Looking around for an interesting data set to play with (for the TEI Demonstrator project inter alia) the other day, I discovered that the British Royal Family’s very own website includes transcripts of every one of the Queen’s Christmas Day broadcasts, from 1953 to date. A fascinating slice of English social history, reflecting our sovereign lady’s unchanged obsession with family values and the Commonwealth over the last half century and also pretty easy to hoover up and reprocess into something susceptible of automatic analysis. (I’m not the first to notice this, by the way; I stole the idea from those clever chaps at the Times Online Labs)
This post just summarizes what I did to make the corpus.
- I used wget to download the relevant chunks of the website (the bits I wanted were conveniently all in one subdirectory (ImagesandBroadcasts/TheQueensChristmasBroadcasts), but it proved easier to just grab the whole site and throw away countless uninteresting photos)

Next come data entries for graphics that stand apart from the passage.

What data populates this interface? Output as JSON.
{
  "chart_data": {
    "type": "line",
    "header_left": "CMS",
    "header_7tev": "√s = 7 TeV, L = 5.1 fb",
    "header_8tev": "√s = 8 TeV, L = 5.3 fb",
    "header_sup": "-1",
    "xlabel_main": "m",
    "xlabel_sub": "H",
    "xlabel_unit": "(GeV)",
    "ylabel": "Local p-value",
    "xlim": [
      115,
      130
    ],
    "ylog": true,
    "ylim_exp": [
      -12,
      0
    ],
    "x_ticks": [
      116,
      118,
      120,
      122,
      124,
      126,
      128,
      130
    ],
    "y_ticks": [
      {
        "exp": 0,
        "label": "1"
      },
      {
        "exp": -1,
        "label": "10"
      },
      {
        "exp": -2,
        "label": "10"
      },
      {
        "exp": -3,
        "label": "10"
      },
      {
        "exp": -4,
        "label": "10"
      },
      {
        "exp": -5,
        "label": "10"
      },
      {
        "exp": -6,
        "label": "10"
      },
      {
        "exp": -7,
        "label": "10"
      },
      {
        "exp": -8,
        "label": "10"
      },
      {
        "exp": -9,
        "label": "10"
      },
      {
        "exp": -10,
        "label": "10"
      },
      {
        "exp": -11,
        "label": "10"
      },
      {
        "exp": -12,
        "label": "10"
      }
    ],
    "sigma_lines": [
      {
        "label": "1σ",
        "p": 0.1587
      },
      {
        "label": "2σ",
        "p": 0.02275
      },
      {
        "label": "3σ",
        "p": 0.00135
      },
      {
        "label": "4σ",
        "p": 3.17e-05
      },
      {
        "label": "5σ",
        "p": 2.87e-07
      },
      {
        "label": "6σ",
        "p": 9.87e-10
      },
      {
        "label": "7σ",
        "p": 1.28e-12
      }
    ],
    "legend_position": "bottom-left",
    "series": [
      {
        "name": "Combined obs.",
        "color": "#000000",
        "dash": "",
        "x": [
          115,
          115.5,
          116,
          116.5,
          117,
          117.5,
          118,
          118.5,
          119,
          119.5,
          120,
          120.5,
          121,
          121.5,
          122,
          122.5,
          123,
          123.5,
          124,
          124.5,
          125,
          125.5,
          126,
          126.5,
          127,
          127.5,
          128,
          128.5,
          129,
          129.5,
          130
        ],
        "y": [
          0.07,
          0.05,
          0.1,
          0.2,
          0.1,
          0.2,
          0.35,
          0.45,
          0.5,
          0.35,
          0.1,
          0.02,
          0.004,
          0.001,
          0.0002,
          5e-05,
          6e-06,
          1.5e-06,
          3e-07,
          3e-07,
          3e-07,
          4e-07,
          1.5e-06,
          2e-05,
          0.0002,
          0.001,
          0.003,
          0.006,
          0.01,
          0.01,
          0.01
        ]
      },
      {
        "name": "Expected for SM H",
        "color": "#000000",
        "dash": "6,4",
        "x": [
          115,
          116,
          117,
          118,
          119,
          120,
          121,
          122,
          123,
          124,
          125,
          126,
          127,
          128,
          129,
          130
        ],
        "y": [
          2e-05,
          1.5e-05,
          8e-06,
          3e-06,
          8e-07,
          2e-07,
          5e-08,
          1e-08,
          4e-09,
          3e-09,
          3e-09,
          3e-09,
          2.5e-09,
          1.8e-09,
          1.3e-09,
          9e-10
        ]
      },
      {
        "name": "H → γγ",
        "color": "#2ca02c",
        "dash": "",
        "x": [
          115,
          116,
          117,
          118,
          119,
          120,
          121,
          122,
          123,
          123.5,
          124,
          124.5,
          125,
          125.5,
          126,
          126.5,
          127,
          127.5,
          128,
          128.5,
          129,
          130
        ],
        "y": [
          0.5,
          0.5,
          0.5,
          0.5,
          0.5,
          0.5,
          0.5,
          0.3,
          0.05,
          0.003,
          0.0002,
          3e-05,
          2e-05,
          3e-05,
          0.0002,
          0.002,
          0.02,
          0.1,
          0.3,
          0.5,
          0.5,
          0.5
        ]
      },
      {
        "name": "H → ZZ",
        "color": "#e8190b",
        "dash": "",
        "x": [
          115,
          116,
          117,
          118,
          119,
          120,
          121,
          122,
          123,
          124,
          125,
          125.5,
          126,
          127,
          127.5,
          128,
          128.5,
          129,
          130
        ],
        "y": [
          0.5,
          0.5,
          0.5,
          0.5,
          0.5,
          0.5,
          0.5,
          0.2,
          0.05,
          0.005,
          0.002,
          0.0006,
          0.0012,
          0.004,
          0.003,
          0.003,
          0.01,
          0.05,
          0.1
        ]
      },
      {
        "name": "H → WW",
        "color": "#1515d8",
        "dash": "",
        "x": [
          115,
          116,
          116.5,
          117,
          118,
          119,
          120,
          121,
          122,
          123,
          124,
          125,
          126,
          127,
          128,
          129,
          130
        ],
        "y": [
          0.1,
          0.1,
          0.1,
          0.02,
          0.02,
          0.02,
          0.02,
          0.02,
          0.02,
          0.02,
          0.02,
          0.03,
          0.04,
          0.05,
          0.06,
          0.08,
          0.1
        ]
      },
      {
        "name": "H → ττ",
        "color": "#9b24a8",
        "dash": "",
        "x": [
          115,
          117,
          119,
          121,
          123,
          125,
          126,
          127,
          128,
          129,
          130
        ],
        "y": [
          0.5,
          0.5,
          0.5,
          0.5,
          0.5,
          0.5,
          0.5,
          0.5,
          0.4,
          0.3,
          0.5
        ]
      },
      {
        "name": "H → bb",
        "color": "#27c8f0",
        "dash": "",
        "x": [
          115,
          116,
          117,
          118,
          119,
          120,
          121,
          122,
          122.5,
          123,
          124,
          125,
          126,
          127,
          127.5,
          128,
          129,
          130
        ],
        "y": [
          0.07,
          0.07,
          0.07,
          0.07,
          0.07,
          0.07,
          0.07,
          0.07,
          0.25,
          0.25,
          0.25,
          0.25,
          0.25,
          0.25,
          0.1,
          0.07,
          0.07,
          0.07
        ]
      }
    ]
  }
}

- I wrote an XSLT stylesheet to extract from the XHTML files on the website just the chunks I wanted and spit them out into separate plain TEI XML files. There were two files which didn’t follow exactly the same coding conventions as all the others, so I hand-edited them into conformity. There were three files which were not valid XHTML (weirdo character entity references) so I wrote a perl script to hack them into submission. It happens.
- This gave me a bunch of files which start off like this:
<div n="1974"> <head>Christmas Broadcast 1974</head> <!--The Queen's Christmas Broadcast in 1974 alludes to problems such as continuing violence in Northern Ireland and the Middle East, famine in Bangladesh and floods in Brisbane, Australia. --> <p>There can be few people in any country of the Commonwealth who are not anxious about what is happening in their own countries or in the rest of the world at this time.</p> <p>We have never been short of problems, but in the last year everything seems to have happened at once. There have been floods and drought and famine: there have been outbreaks of senseless violence. And on top of it all the cost of living continues to rise - everywhere.</p> <p>Here in Britain, from where so many people of the Commonwealth came, we hear a great deal about our troubles, about discord and dissension and about the uncertainty of our future.</p>
- Finally, I used treetagger to add simple linguistic analysis to the texts. By default, treetagger takes XML marked up text, leaves the markup alone, tokenizes the text, one word or punctuation mark per line, and adds POS codes and lemmata. I keep meaning to do something about making it output the results in a nice clean TEI conformant version, but somehow it’s always quicker to just run an after-the-event perl script to tidy up its output. Which gave me a bunch of files that contained lines like this
<div n="1974"><head><s><w type="NP" lemma="Christmas">Christmas</w> <w type="NP" lemma="Broadcast">Broadcast</w> <w type="CD" lemma="@card@">1974</w> </s></head><p><s><w type="RB" lemma="there">There</w> <w type="MD" lemma="can">can</w> <w type="VB" lemma="be">be</w> <w type="JJ" lemma="few">few</w> <w type="NNS" lemma="people">people</w> <w type="IN" lemma="in">in</w> <w type="DT" lemma="any">any</w> <w type="NN" lemma="country">country</w> <w type="IN" lemma="of">of</w> <w type="DT" lemma="the">the</w> <w type="NP" lemma="Commonwealth">Commonwealth</w> <w type="WP" lemma="who">who</w> <w type="VBP" lemma="are">are</w> <w type="RB" lemma="not">not</w> <w type="JJ" lemma="anxious">anxious</w> ...
- Finally I wrote a TEI Header file to put all the files together into a single TEI document or corpus.
Then, just for fun, I moved the corpus onto a (virtual) Windows machine (why? Because the all singing all dancing web client for XAIRA is not quite ready yet) and followed the handy Indexing with Xaira Tutorial to produce a XAIRA-searchable version of it. I’ll put up a few screen shots to prove the point later.